Chögyam Trungpa Rinpoché

Tout compte fait, lorsqu’on parle des poètes et de la pratique, on parle de s’exprimer d’une manière tellement complète et tellement précise que l’on ne se contente pas de manger ses mots, de marmonner avec son esprit ou son corps. Dans le monde de la poésie, on dispose de quelque chose pour se réveiller, se passionner. Il y règne un sentiment de vaillance, une attitude inouïe et ferme, si bien qu’on ne craint plus aucune menace. On commence à s’aider soi-même, à apprécier son monde qui est déjà magnifique.

Lorsqu’on discute de poétique, on n’est pas obligé de s’en tenir au thème de la poésie écrite. La poétique englobe tout autant la manière dont on voit, entend et sent. On ne parle donc pas seulement d’écrire de la poésie, mais bien de réaliser ce qu’est le monde phénoménal totalement, dans son ensemble – de voir les choses telles qu’elles sont. On parle de la manière poétique de manger ses aliments et de boire le thé. Cette approche pourrait s’appeler « poétique du Dharma ». On le sait, le mot dharma désigne les enseignements du Bouddha. Ce terme signifie fondamentalement « norme », ou une certaine façon de faire correctement l’expérience de la réalité.

On peut distinguer trois stades de la poétique. Le premier est celui du rejet. On rejette les schèmes habituels que provoquent les situations axées sur le moi, comme le désir de cultiver l’agression, la passion et l’ignorance. On doit se libérer de ces modes de comportement.

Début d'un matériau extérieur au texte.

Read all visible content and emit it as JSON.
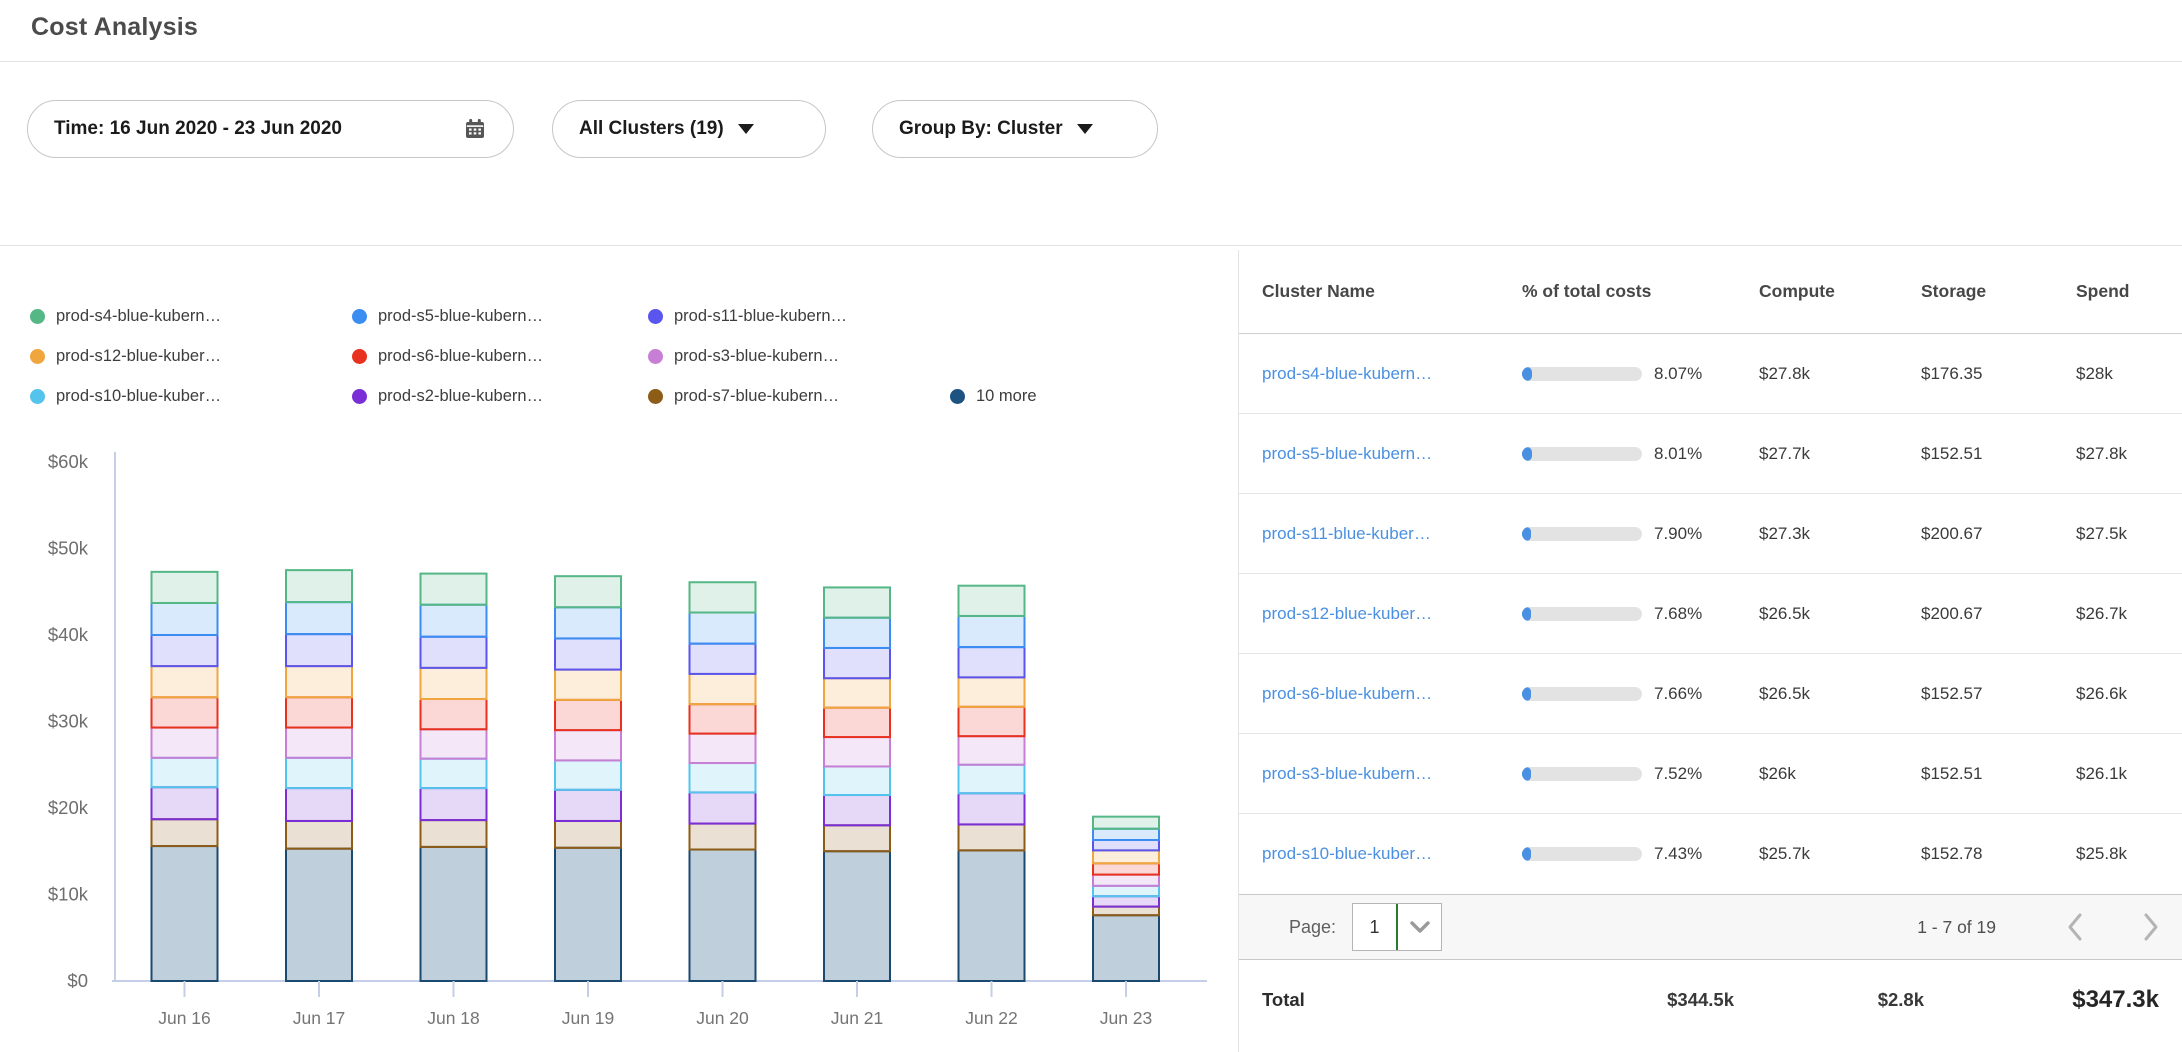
{
  "header": {
    "title": "Cost Analysis"
  },
  "filters": {
    "time": {
      "label": "Time: 16 Jun 2020 - 23 Jun 2020"
    },
    "clusters": {
      "label": "All Clusters (19)"
    },
    "group_by": {
      "label": "Group By: Cluster"
    }
  },
  "legend": {
    "rows": [
      [
        0,
        1,
        2
      ],
      [
        3,
        4,
        5
      ],
      [
        6,
        7,
        8,
        9
      ]
    ],
    "items": [
      {
        "label": "prod-s4-blue-kubern…",
        "color": "#55b785"
      },
      {
        "label": "prod-s5-blue-kubern…",
        "color": "#3c8df2"
      },
      {
        "label": "prod-s11-blue-kubern…",
        "color": "#5a55ee"
      },
      {
        "label": "prod-s12-blue-kuber…",
        "color": "#f0a63e"
      },
      {
        "label": "prod-s6-blue-kubern…",
        "color": "#e8321f"
      },
      {
        "label": "prod-s3-blue-kubern…",
        "color": "#c77fd6"
      },
      {
        "label": "prod-s10-blue-kuber…",
        "color": "#55c4ec"
      },
      {
        "label": "prod-s2-blue-kubern…",
        "color": "#7a2ed6"
      },
      {
        "label": "prod-s7-blue-kubern…",
        "color": "#8d5c17"
      },
      {
        "label": "10 more",
        "color": "#1d5380"
      }
    ]
  },
  "chart_data": {
    "type": "bar",
    "stacked": true,
    "categories": [
      "Jun 16",
      "Jun 17",
      "Jun 18",
      "Jun 19",
      "Jun 20",
      "Jun 21",
      "Jun 22",
      "Jun 23"
    ],
    "unit": "thousand USD",
    "ylim": [
      0,
      60
    ],
    "ytick_labels": [
      "$60k",
      "$50k",
      "$40k",
      "$30k",
      "$20k",
      "$10k",
      "$0"
    ],
    "ytick_values": [
      60,
      50,
      40,
      30,
      20,
      10,
      0
    ],
    "legend_position": "top",
    "grid": false,
    "note": "series listed bottom-to-top of stack; values estimated from bar heights, $k",
    "series": [
      {
        "name": "10 more",
        "color": "#1d5380",
        "stroke": "#1b4a70",
        "values": [
          15.6,
          15.3,
          15.5,
          15.4,
          15.2,
          15.0,
          15.1,
          7.6
        ]
      },
      {
        "name": "prod-s7-blue-kubern…",
        "color": "#8d5c17",
        "values": [
          3.1,
          3.2,
          3.1,
          3.1,
          3.0,
          3.0,
          3.0,
          1.0
        ]
      },
      {
        "name": "prod-s2-blue-kubern…",
        "color": "#7a2ed6",
        "values": [
          3.7,
          3.8,
          3.7,
          3.6,
          3.6,
          3.5,
          3.6,
          1.2
        ]
      },
      {
        "name": "prod-s10-blue-kuber…",
        "color": "#55c4ec",
        "values": [
          3.4,
          3.5,
          3.4,
          3.4,
          3.4,
          3.3,
          3.3,
          1.2
        ]
      },
      {
        "name": "prod-s3-blue-kubern…",
        "color": "#c77fd6",
        "values": [
          3.5,
          3.5,
          3.4,
          3.5,
          3.4,
          3.4,
          3.3,
          1.3
        ]
      },
      {
        "name": "prod-s6-blue-kubern…",
        "color": "#e8321f",
        "values": [
          3.5,
          3.5,
          3.5,
          3.5,
          3.4,
          3.4,
          3.4,
          1.3
        ]
      },
      {
        "name": "prod-s12-blue-kuber…",
        "color": "#f0a63e",
        "values": [
          3.6,
          3.6,
          3.6,
          3.5,
          3.5,
          3.4,
          3.4,
          1.5
        ]
      },
      {
        "name": "prod-s11-blue-kubern…",
        "color": "#5a55ee",
        "values": [
          3.6,
          3.7,
          3.6,
          3.6,
          3.5,
          3.5,
          3.5,
          1.2
        ]
      },
      {
        "name": "prod-s5-blue-kubern…",
        "color": "#3c8df2",
        "values": [
          3.7,
          3.7,
          3.7,
          3.6,
          3.6,
          3.5,
          3.6,
          1.3
        ]
      },
      {
        "name": "prod-s4-blue-kubern…",
        "color": "#55b785",
        "values": [
          3.6,
          3.7,
          3.6,
          3.6,
          3.5,
          3.5,
          3.5,
          1.4
        ]
      }
    ]
  },
  "table": {
    "headers": [
      "Cluster Name",
      "% of total costs",
      "Compute",
      "Storage",
      "Spend"
    ],
    "progress_color": "#4a90e2",
    "rows": [
      {
        "name": "prod-s4-blue-kubern…",
        "pct": "8.07%",
        "pct_value": 8.07,
        "compute": "$27.8k",
        "storage": "$176.35",
        "spend": "$28k"
      },
      {
        "name": "prod-s5-blue-kubern…",
        "pct": "8.01%",
        "pct_value": 8.01,
        "compute": "$27.7k",
        "storage": "$152.51",
        "spend": "$27.8k"
      },
      {
        "name": "prod-s11-blue-kuber…",
        "pct": "7.90%",
        "pct_value": 7.9,
        "compute": "$27.3k",
        "storage": "$200.67",
        "spend": "$27.5k"
      },
      {
        "name": "prod-s12-blue-kuber…",
        "pct": "7.68%",
        "pct_value": 7.68,
        "compute": "$26.5k",
        "storage": "$200.67",
        "spend": "$26.7k"
      },
      {
        "name": "prod-s6-blue-kubern…",
        "pct": "7.66%",
        "pct_value": 7.66,
        "compute": "$26.5k",
        "storage": "$152.57",
        "spend": "$26.6k"
      },
      {
        "name": "prod-s3-blue-kubern…",
        "pct": "7.52%",
        "pct_value": 7.52,
        "compute": "$26k",
        "storage": "$152.51",
        "spend": "$26.1k"
      },
      {
        "name": "prod-s10-blue-kuber…",
        "pct": "7.43%",
        "pct_value": 7.43,
        "compute": "$25.7k",
        "storage": "$152.78",
        "spend": "$25.8k"
      }
    ],
    "pagination": {
      "page_label": "Page:",
      "page": "1",
      "range": "1 - 7 of 19"
    },
    "total": {
      "label": "Total",
      "compute": "$344.5k",
      "storage": "$2.8k",
      "spend": "$347.3k"
    }
  }
}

Par exemple, si l’on ne nettoie pas parfaitement un bout de tissu, on sera incapable de le teindre d’une autre couleur, d’un rouge vif, d’un vert vif ou d’un bleu vif. C’est qu’on doit éprouver un sentiment de pureté et de renoncement avant de pouvoir tremper le tissu dans les diverses teintures qu’on aimerait employer. Il faut d’abord laver le tissu à fond. C’est la même chose pour nos corps et nos esprits. Nous devons passer par une sorte de purification, une purification naturelle. Ce processus peut vouloir dire qu’il faut renoncer à nos obsessions personnelles, abandonner nos désirs et laisser tomber toute philosophie qui nous a été enseignée.

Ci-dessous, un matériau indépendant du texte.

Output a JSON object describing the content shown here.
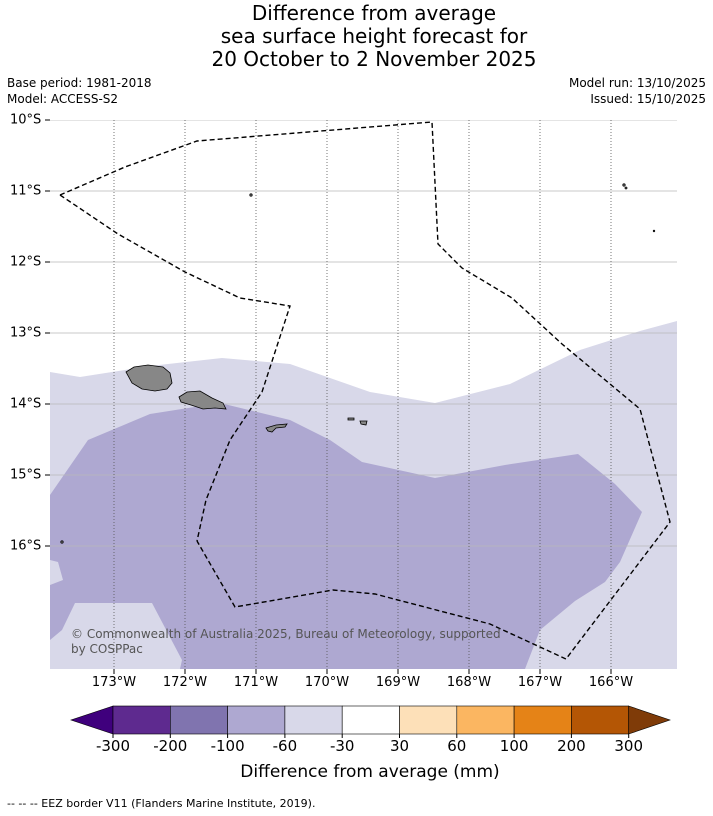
{
  "title": {
    "line1": "Difference from average",
    "line2": "sea surface height forecast for",
    "line3": "20 October to 2 November 2025"
  },
  "meta": {
    "base_period": "Base period: 1981-2018",
    "model": "Model: ACCESS-S2",
    "model_run": "Model run: 13/10/2025",
    "issued": "Issued: 15/10/2025"
  },
  "map": {
    "lat_ticks": [
      {
        "value": -10,
        "label": "10°S"
      },
      {
        "value": -11,
        "label": "11°S"
      },
      {
        "value": -12,
        "label": "12°S"
      },
      {
        "value": -13,
        "label": "13°S"
      },
      {
        "value": -14,
        "label": "14°S"
      },
      {
        "value": -15,
        "label": "15°S"
      },
      {
        "value": -16,
        "label": "16°S"
      }
    ],
    "lon_ticks": [
      {
        "value": -173,
        "label": "173°W"
      },
      {
        "value": -172,
        "label": "172°W"
      },
      {
        "value": -171,
        "label": "171°W"
      },
      {
        "value": -170,
        "label": "170°W"
      },
      {
        "value": -169,
        "label": "169°W"
      },
      {
        "value": -168,
        "label": "168°W"
      },
      {
        "value": -167,
        "label": "167°W"
      },
      {
        "value": -166,
        "label": "166°W"
      }
    ],
    "copyright_line1": "© Commonwealth of Australia 2025, Bureau of Meteorology, supported",
    "copyright_line2": "by COSPPac",
    "land_color": "#878787",
    "eez_color": "#000000"
  },
  "colorbar": {
    "title": "Difference from average (mm)",
    "colors": [
      "#3f007d",
      "#5e2a8f",
      "#8074af",
      "#aea8d1",
      "#d8d8e9",
      "#ffffff",
      "#fde0b8",
      "#fbb661",
      "#e58317",
      "#b45605",
      "#7f3b08"
    ],
    "tick_labels": [
      "-300",
      "-200",
      "-100",
      "-60",
      "-30",
      "30",
      "60",
      "100",
      "200",
      "300"
    ]
  },
  "footer": {
    "eez_legend": "--  --  -- EEZ border V11 (Flanders Marine Institute, 2019)."
  }
}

C’est à la deuxième étape que l’on peut aspirer à saisir la signification fondamentale de la poétique. On distingue deux types principaux de poétique : la poétique du rajeunissement et la poétique du vieillissement. Entre ces deux types, de nombreuses autres sortes de poétique peuvent surgir. On peut apprécier le soleil, la lune, l’herbe verte, les fleurs, les ruisseaux et les montagnes. On peut apprécier la pluie torrentielle ; on peut apprécier les chutes de neige ; on peut apprécier son père et sa mère. On peut apprécier le monde entier. On peut d’ailleurs aussi s’en moquer. La raillerie est tout aussi acceptable – toujours acceptable. On peut rire de la neige qui tombe en avril. Nous pouvons nous moquer de notre père ou de notre mère qui nous maltraite. En général, la poétique se fonde sur l’idée que l’on voit d’abord son univers très clairement, très précisément et très entièrement. Personne ne nous trompe. Cela semble être la notion fondamentale de la poétique dont on parle ici.

Je peux vous offrir ce poème en guise d’exemple ; je ne l’ai pas appris par cœur, je le compose sur-le-champ :

« L’amour de mon père est bon Ai-je emprunté de ma mère ? Et pourtant, je reste quand même Chrysanthème. »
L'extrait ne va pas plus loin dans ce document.